Esther Puderbaugh, Website Executive, A&E Editor, and Social Media Co-Editor

On Tuesday, May 23, Opstad Auditorium was the site of the world premiere of a brand new orchestral work. “Memoirs”, a two movement piece for five solo cellos and string orchestra, was written for the five senior cellists in Symphony Orchestra: Adrian Bostian, Ryan Brentner, Isaac Bullwinkle, Greta Stanier, and Adam Zeithamel. 

“The original intent and motive [behind writing the piece] was Mrs. Stucky (City’s orchestra director) wanted to highlight her ensemble along with some of the senior cellos, and to kind of honor all that really great work that they’ve done over the years,” said the composer of the piece, Joshua Reznicow. “So the inspiration initially came from that and finding like ‘how do we develop the piece’ because there [are] not a lot of pieces out there with this type of ensemble.”

Reznicow has a wide variety of musical influences, many of which can be heard throughout “Memoirs”.

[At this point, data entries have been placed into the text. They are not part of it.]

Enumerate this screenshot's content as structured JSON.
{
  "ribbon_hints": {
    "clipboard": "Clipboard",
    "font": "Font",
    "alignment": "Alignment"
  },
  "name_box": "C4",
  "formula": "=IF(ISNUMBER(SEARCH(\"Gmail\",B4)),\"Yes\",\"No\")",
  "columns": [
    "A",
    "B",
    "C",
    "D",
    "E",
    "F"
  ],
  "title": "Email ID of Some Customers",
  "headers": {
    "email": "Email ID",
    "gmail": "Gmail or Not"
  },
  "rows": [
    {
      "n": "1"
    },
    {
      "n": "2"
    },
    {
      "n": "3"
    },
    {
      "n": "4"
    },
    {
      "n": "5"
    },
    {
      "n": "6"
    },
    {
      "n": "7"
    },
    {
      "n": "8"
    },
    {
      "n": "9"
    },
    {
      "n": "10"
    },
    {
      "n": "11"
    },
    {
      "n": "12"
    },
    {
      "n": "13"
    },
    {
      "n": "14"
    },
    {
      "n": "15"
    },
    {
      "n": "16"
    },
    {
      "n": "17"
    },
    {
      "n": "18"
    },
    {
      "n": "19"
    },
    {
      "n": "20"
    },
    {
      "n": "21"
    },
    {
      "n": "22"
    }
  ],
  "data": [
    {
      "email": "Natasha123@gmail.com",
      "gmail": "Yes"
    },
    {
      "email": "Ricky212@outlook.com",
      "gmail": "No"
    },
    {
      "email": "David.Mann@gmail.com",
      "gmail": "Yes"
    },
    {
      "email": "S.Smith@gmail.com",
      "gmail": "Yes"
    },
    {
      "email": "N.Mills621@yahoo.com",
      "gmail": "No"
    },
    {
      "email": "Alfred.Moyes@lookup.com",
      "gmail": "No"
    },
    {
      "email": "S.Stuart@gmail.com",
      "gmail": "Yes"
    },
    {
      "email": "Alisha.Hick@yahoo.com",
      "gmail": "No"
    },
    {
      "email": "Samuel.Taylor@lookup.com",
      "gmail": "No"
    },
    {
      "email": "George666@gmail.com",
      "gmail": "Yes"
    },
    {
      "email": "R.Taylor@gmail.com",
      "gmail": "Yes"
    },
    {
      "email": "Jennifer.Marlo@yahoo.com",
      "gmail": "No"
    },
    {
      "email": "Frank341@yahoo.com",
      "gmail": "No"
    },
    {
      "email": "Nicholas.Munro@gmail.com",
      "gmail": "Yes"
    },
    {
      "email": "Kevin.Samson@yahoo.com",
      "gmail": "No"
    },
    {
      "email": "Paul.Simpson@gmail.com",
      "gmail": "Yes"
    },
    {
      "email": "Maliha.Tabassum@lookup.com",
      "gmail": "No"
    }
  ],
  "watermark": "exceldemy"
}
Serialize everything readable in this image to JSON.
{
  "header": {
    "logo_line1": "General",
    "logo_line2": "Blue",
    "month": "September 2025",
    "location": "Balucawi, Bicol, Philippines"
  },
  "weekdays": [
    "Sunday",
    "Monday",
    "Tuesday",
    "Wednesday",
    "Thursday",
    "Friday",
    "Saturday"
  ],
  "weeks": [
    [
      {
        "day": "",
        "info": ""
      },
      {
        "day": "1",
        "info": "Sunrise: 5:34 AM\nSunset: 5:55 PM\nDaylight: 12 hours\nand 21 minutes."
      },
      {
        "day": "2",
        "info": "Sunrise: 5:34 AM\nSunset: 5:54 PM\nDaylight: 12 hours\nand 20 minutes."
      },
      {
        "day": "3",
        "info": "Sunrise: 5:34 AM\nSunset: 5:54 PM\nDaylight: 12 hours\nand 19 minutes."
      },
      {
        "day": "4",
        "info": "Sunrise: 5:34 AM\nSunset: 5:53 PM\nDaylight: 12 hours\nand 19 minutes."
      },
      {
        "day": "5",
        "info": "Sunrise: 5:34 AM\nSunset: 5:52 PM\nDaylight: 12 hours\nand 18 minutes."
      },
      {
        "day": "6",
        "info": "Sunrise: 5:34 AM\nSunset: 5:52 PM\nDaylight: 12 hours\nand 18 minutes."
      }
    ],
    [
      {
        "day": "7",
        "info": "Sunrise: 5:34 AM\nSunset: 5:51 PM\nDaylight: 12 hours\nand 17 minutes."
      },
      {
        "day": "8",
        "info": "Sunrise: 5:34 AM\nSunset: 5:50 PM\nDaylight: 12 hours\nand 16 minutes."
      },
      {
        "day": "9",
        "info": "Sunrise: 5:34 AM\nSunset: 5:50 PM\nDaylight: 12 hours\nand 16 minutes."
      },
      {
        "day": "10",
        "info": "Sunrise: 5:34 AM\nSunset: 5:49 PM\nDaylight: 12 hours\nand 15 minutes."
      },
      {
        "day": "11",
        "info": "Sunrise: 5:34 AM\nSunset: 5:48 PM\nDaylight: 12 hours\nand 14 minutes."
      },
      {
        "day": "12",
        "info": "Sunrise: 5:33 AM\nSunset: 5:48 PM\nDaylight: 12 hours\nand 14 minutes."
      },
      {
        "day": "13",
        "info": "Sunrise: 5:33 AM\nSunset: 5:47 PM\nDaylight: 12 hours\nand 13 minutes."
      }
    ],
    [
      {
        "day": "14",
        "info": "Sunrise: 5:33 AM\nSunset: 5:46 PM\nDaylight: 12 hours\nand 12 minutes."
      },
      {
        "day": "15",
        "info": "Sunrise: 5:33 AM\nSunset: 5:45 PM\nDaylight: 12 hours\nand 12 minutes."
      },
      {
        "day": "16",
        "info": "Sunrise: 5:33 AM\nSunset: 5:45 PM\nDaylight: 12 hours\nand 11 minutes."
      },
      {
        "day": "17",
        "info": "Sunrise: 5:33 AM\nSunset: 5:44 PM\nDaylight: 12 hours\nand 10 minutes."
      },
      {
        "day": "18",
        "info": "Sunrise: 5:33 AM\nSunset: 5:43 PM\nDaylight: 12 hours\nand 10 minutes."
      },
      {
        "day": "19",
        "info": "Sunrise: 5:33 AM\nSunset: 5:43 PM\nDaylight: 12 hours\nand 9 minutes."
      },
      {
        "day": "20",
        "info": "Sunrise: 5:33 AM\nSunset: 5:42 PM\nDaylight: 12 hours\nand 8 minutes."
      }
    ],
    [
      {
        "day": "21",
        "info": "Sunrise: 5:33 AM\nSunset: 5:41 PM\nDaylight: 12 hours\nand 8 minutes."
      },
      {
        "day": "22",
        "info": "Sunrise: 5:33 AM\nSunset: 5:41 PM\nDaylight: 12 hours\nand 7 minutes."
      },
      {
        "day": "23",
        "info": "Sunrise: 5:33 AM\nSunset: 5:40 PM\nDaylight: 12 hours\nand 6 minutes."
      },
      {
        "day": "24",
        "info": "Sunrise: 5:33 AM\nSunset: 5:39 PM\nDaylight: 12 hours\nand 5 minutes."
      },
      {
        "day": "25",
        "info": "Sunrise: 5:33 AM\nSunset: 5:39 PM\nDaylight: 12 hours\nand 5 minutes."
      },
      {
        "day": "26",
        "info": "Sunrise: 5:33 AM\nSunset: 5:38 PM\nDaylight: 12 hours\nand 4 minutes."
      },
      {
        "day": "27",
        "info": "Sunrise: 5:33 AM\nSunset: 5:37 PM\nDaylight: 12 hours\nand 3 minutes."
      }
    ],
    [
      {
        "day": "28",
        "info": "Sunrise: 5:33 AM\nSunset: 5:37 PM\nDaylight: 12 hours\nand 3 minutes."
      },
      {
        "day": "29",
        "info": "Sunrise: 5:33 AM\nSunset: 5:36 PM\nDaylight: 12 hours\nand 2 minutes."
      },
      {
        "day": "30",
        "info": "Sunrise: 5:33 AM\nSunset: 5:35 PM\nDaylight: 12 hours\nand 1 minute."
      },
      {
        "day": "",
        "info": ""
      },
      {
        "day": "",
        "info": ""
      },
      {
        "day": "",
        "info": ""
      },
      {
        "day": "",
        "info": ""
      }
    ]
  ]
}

“For composition, I have a lot of influences. The ones that come to the surface are Stravinsky, Bartok, Tchaikovsky, and [I’m] a huge Beethoven fan,” Reznicow said. “Then [I’m] heavily influenced by the rock that I listened to growing up at your age. My wife and I are big Dave Matthews fans. [Also a big fan of] Metallica, the Chili Peppers, Pearl Jam, Nirvana. All that influences writers whether it’s direct or not.”

Reznicow has been an orchestra director for the past 20 years and currently works at Linn-Mar High School. It was working with high school students for the past 20 years that helped Reznicow to develop the piece’s story. 

“I’ve had the fortunate opportunity to work with folks of your age for the last 20 years. Going through school, through life so far, has its ups and downs. It has different moments where it’s happy and it’s dark or it’s sad or it’s tough or it’s pensive. The first movement is really quite gorgeous, but it’s got this sort of intention with that. And then the second movement [has] got a lot of that but [it’s] very aggressive and then it finally is free at the end,” said Reznicow. “This piece reflects [those emotions]. I wanted [the] emotions [in] the piece to reflect the [emotions of the] people that are actually playing it.”